Because of its anti-inflammatory properties, there’s minimal downtime, Dr. Goldman pointed out. “We’re always looking for new techniques to allow athletes to recover more quickly and comprehensively and to be able to continue to compete,” he said, “especially when time, and oftentimes their livelihood, is on the line.”

Dr. Goldman uses A2M regularly in his work with the Chargers and also with the professional athletes he treats at the Red Bull Athlete Performance Center, where he’s the lead physician and medical director.

In the run-up to the 2026 Winter Olympics, a number of Olympic athletes were treated at the center, Dr. Goldman noted. “A lot of them are in and out of the mountains,” he said, “but they’ll often stop through LA en route to the mountains to train.”
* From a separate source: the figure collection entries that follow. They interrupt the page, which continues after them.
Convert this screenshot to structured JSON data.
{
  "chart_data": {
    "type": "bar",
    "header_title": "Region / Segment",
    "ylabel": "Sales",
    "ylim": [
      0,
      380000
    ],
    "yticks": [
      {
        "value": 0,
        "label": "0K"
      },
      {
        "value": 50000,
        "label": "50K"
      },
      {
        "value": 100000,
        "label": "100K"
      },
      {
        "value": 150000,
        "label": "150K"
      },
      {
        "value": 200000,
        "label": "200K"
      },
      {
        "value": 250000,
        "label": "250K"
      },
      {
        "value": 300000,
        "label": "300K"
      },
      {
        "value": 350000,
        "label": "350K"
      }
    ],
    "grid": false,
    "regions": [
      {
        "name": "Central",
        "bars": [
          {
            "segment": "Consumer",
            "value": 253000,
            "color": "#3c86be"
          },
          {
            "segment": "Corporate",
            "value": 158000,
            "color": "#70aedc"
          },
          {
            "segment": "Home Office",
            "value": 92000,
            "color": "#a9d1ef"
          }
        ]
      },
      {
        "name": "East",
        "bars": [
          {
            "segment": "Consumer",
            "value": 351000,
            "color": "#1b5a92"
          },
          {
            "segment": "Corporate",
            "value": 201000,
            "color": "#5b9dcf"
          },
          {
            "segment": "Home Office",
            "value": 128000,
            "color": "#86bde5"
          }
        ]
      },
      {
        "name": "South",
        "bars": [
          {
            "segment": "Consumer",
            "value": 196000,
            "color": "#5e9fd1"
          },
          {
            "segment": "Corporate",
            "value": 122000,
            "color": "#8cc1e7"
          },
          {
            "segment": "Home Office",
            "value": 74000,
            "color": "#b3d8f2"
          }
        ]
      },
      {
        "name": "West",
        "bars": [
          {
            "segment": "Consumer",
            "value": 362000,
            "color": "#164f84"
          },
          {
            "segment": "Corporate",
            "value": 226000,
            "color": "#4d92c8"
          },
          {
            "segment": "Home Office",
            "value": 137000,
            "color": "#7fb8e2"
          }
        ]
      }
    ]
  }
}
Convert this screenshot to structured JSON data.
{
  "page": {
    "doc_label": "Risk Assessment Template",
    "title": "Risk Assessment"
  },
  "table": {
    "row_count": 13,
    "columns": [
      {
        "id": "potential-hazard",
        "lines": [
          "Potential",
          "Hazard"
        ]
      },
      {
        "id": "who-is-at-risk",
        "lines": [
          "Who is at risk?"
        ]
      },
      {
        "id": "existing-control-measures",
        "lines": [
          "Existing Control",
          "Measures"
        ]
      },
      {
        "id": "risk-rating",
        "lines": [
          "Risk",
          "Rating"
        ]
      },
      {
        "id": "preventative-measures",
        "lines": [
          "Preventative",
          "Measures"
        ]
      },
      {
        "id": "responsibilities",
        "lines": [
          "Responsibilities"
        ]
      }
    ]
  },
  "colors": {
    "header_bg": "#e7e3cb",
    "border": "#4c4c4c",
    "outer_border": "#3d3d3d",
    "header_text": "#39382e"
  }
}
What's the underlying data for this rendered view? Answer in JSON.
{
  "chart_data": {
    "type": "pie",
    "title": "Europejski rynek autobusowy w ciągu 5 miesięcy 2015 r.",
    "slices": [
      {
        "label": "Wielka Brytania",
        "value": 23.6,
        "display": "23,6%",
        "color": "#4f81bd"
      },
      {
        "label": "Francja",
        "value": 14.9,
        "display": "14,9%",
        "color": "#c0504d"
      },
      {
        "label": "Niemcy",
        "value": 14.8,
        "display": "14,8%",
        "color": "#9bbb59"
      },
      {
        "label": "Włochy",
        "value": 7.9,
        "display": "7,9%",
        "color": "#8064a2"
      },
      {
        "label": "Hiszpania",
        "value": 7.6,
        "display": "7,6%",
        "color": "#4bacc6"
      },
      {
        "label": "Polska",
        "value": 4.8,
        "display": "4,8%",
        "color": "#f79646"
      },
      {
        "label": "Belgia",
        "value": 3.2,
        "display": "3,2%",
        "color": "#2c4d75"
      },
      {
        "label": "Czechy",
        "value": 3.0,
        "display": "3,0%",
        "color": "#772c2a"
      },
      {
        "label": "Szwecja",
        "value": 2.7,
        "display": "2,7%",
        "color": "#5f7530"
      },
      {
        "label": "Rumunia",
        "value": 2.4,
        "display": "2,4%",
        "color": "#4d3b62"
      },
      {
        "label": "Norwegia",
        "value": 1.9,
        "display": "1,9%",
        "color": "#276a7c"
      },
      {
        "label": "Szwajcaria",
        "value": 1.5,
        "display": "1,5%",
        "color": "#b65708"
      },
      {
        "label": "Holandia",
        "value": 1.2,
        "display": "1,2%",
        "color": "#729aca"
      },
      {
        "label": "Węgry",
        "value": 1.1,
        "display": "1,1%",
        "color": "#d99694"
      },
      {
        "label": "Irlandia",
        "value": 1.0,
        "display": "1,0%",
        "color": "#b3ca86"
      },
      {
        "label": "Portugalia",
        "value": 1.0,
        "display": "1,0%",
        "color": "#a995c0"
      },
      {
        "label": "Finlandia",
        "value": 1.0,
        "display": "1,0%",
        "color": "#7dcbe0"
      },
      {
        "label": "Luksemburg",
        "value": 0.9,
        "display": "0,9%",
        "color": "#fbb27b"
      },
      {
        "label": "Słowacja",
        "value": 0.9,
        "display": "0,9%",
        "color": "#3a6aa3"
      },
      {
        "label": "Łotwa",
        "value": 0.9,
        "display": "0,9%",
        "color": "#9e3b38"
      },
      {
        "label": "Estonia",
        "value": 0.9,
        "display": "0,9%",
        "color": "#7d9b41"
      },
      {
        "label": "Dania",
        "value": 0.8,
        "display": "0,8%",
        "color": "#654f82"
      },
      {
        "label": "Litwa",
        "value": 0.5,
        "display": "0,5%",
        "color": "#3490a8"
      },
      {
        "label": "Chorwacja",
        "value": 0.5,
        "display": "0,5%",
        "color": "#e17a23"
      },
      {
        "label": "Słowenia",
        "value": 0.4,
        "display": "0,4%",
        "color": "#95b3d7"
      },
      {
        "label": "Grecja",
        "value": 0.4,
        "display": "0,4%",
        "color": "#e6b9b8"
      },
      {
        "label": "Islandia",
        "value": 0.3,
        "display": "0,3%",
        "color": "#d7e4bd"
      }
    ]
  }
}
New trial for cartilage defects

Looking ahead, Frank Petrigliano Jr., MD, orthopaedic sports medicine surgeon and professor of orthopaedic surgery at the medical school, noted that a clinical trial for Plurocart, a regenerative therapy for repairing focal cartilage defects in the knee, is close to receiving approval from the Food and Drug Administration. 

Repairing the cartilage will be done using a membrane that includes pluripotent stem cells (embryonic cells that can develop into many different types of cells), which then evolve into cartilage to fill the defect, he explained. 

The new therapy was initially co-developed by Dr. Petrigliano when he was at USC. The upcoming trial will take place at UCLA and USC, with Dr. Petrigliano serving as co-investigator for UCLA, and will include patients recruited from all over Southern California, he said.

“Athletes in almost any sport can develop focal cartilage defects in the knee,” said Dr. Petrigliano. “While it isn’t arthritis, this type of cartilage injury can be painful and interfere with performance.” 

Creating an ‘epicenter’ for sports medicine care 

“Almost everything that we do for the pro athlete is available to the weekend warrior,” noted Dr. Petrigliano, head team physician for the Chargers and an associate team physician for UCLA Athletics.

“Especially in Southern California, people tend to stay active later in life and with more aggressive sports,” he said. “People will come to me for shoulder replacement so they can continue surfing. They will come to me over age 50 for an ACL tear, because they play pick-up soccer three days a week … . I would just say that because of the active population in Southern California and the excitement of staying active well into the older years, we see a lot more ‘master class’ athlete injuries.”

Dr. Petrigliano looks ahead to the opening of the UCLA Musculoskeletal Institute in El Segundo, which is anticipated to begin clinical operations within the next year.

“While it will be strategically positioned between the Lakers and the Chargers training facilities, its purpose is to serve the broader community,” he noted. “It will be a true epicenter for sports medicine care in Los Angeles.”